There’s an undeveloped strip of land on the Korean peninsula where nature thrives, but wild animals occasionally explode. Walking across it would be a bad idea.
Known as the demilitarized zone (DMZ), it divides South Korea and North Korea, nations that technically have been at war since the 1950s. Running 240 km (150 miles) across the Korean peninsula, and measuring about 4 km (2.5 miles) wide, it is heavily guarded by two of the world’s largest militaries, strewn with landmines, and arguably the most fortified border on the planet.
The border situation for North Koreans.
Plenty of crossing points to the north. (Quartz)
If you want to flee North Korea, this is not your recommended route. It makes much more sense to head north instead toward China, where the Yalu and Tumen rivers straddle Mount Paektu to create a 1,420-km (880-mile) border.
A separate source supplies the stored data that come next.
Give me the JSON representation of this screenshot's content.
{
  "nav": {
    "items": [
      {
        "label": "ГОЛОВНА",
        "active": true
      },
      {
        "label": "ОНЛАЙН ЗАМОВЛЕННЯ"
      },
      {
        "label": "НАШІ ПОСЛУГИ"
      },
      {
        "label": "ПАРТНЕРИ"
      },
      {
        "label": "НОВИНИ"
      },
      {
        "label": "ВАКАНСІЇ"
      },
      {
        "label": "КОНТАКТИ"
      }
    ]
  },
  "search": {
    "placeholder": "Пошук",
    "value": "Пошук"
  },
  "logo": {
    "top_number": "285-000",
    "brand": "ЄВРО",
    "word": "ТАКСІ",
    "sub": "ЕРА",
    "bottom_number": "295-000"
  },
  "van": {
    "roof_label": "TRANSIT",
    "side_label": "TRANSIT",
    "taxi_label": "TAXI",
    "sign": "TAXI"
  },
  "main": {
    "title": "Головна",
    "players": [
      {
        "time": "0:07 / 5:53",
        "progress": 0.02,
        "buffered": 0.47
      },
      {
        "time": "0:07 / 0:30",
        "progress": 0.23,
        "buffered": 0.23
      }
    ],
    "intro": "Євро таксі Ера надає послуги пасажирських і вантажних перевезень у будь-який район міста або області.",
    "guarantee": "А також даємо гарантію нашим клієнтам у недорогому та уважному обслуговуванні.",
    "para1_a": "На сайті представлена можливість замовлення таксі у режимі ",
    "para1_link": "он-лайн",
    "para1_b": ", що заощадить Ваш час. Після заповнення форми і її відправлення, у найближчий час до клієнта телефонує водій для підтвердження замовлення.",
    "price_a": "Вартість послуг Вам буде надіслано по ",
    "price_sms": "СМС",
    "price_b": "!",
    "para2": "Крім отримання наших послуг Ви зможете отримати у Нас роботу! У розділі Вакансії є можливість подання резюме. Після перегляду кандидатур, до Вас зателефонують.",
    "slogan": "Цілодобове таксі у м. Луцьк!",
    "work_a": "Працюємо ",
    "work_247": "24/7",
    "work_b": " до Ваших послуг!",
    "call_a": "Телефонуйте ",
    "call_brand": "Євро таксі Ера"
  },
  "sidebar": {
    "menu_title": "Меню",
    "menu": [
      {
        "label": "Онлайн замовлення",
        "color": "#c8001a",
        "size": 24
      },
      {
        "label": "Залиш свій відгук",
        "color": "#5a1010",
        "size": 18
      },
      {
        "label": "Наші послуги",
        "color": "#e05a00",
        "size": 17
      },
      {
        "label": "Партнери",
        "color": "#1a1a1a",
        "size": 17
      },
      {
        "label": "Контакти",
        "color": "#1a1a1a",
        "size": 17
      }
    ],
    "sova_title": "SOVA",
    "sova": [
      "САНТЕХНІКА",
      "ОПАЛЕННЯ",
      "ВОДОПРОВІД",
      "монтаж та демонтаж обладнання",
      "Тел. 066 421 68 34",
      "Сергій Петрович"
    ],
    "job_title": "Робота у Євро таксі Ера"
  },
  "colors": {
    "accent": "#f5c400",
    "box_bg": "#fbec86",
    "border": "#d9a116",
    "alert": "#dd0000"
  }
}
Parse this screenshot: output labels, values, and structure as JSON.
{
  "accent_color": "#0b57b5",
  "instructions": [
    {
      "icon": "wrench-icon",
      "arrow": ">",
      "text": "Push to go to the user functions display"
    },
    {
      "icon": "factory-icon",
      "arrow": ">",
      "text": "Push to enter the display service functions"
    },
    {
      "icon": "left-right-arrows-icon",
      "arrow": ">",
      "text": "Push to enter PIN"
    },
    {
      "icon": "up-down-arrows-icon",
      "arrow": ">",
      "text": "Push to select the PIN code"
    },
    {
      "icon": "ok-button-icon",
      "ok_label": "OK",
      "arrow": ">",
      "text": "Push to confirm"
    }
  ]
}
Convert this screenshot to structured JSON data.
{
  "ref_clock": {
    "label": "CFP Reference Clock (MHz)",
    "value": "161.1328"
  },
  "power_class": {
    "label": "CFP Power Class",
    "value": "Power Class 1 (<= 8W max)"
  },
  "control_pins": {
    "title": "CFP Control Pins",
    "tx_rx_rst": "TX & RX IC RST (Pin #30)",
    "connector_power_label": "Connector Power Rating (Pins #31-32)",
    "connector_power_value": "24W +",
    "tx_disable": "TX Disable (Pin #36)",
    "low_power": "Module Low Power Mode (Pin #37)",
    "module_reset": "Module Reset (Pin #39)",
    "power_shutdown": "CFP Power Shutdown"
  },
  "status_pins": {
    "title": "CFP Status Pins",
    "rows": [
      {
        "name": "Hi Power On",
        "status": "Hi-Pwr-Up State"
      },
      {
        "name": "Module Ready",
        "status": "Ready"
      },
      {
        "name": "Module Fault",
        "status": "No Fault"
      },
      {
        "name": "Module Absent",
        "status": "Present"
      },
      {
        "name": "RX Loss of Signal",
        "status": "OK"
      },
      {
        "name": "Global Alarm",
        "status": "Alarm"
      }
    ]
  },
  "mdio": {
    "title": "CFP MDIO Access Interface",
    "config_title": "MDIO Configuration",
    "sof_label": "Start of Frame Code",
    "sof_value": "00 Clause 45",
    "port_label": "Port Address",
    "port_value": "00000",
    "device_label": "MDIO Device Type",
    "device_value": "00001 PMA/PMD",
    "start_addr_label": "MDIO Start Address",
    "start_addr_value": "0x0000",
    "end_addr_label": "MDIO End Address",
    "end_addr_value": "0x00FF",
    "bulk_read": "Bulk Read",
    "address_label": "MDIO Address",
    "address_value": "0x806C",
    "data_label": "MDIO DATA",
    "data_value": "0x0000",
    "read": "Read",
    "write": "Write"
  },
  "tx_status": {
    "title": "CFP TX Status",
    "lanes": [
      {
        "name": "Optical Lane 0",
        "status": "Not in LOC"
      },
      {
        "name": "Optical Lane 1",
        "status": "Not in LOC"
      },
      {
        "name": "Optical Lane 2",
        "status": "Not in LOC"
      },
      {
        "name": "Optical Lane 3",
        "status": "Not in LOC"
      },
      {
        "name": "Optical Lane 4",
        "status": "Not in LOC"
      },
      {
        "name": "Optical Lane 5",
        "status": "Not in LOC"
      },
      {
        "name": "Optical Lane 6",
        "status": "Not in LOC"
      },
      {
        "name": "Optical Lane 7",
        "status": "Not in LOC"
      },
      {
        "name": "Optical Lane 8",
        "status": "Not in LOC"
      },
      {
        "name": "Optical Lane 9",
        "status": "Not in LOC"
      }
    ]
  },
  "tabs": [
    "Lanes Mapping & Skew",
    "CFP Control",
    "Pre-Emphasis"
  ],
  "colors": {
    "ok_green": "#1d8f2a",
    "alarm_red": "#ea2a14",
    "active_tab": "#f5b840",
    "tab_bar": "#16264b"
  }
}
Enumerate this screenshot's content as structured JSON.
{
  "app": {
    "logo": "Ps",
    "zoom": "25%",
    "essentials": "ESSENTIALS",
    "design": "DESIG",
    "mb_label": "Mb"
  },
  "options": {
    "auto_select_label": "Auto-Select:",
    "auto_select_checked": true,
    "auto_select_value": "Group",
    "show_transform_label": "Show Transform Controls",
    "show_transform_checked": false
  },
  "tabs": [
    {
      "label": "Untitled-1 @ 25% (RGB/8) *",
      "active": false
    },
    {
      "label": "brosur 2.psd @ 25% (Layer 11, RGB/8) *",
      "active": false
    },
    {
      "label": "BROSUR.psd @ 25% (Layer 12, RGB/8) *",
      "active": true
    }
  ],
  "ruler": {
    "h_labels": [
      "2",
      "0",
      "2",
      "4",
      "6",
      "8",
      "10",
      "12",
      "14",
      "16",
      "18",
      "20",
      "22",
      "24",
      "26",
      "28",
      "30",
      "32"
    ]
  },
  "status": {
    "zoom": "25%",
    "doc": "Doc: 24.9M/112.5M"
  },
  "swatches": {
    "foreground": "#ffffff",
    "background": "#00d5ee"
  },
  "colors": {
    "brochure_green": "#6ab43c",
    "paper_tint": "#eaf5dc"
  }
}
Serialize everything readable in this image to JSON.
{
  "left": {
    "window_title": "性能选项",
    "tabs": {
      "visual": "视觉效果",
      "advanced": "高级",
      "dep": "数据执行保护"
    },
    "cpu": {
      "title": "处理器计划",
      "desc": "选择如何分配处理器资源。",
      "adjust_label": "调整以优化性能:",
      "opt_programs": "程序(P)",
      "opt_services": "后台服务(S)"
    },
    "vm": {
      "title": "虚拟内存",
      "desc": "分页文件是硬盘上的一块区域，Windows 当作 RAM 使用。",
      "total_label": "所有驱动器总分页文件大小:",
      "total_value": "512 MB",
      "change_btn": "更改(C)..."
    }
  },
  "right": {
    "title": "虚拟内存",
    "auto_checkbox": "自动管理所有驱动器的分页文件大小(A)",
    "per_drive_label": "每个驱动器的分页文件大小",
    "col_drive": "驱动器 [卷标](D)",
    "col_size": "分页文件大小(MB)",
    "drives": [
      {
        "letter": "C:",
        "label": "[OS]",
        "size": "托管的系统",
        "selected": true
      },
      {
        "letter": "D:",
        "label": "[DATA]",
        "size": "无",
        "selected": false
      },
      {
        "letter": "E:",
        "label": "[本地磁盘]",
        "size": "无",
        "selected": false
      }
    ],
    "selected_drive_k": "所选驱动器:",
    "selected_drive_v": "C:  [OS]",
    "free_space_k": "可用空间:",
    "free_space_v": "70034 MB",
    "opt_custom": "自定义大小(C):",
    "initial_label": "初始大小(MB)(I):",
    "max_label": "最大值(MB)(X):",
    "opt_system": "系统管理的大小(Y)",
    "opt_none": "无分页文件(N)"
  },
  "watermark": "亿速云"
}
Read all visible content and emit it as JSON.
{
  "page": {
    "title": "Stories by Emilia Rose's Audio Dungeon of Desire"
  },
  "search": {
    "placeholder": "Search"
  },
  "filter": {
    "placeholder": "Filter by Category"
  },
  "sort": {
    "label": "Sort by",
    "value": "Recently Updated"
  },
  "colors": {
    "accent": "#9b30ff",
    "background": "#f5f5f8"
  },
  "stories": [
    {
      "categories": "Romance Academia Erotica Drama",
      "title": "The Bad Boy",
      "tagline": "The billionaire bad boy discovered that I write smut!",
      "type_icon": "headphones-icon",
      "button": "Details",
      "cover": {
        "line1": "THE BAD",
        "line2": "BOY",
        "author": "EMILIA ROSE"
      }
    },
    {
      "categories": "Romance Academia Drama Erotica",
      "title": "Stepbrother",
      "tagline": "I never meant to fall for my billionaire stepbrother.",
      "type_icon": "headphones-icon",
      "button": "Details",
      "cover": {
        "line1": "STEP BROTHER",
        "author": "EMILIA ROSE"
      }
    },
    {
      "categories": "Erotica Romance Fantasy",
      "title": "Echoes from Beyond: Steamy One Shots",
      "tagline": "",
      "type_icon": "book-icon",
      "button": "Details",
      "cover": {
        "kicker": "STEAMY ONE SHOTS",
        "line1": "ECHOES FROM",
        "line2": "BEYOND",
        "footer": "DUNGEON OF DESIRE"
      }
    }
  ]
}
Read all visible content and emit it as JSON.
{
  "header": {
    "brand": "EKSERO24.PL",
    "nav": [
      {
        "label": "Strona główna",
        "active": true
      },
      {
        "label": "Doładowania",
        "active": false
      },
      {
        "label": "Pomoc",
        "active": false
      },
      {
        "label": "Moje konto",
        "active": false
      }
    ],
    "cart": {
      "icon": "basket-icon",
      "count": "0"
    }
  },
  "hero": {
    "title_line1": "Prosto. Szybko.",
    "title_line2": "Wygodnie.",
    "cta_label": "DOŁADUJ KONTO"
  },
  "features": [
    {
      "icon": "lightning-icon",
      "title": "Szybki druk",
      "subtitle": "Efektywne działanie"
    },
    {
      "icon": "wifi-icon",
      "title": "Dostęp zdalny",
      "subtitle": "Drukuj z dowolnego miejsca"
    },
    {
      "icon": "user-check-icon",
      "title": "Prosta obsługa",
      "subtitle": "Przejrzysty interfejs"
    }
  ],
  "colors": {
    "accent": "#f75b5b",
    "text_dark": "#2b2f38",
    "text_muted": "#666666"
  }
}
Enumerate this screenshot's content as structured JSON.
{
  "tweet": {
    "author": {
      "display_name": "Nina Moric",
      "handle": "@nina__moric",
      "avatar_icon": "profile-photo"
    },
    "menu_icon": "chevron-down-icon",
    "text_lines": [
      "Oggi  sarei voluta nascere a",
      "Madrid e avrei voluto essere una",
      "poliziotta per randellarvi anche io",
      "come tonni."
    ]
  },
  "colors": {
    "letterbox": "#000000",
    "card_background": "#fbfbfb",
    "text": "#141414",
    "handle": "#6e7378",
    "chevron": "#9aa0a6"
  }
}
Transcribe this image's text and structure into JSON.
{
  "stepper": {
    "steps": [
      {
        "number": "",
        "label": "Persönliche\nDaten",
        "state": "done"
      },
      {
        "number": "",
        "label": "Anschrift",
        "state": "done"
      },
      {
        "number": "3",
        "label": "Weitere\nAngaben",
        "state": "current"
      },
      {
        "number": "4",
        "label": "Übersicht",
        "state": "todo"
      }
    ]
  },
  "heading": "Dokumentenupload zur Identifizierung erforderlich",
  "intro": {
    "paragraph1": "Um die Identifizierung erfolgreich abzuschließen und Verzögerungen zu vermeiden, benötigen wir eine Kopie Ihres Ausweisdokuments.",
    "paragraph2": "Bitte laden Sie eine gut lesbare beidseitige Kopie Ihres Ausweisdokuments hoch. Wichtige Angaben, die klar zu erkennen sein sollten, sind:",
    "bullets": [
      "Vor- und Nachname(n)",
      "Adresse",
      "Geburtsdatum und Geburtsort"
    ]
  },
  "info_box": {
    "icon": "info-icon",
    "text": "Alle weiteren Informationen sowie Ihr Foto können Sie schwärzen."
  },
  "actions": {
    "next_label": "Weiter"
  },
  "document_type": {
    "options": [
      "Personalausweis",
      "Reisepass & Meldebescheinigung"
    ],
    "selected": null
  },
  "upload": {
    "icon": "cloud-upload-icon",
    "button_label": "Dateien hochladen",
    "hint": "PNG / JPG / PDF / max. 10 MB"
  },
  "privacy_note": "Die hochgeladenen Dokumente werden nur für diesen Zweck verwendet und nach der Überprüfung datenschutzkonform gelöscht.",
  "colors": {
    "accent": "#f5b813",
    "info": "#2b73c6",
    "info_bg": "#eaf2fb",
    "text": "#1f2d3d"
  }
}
The Yalu is the deeper of the two rivers, but neither is all that hard to get across. In the winter, both can freeze over.
There’s been a lot of hand-wringing of late over North Korea and its erratic leader Kim Jong-un, with much of the world rightly alarmed over its ongoing tests of missiles and nuclear bombs—including a missile test on May 14. There’s been hope that China will apply more economic pressure against North Korea to help bring about a change.
But it’s impossible to game out scenarios for the region without taking into account the reality of North Korea’s borders. For most of the 25 million people contained within them, life is already harsh. Should central authority be replaced by civil war and competing factions hoarding resources, it would get even worse, causing potentially millions of desperate (and in many cases starving) people to head straight for China.

Today Beijing considers fleeing North Koreans “economic migrants,” meaning it doesn’t have to offer them protections it agreed to under the UN’s 1951 Refugee Convention. It routinely returns North Koreans to their country, knowing that many will be tortured or executed, in part because Beijing worries that a more lenient stance might only encourage more North Koreans to cross the border.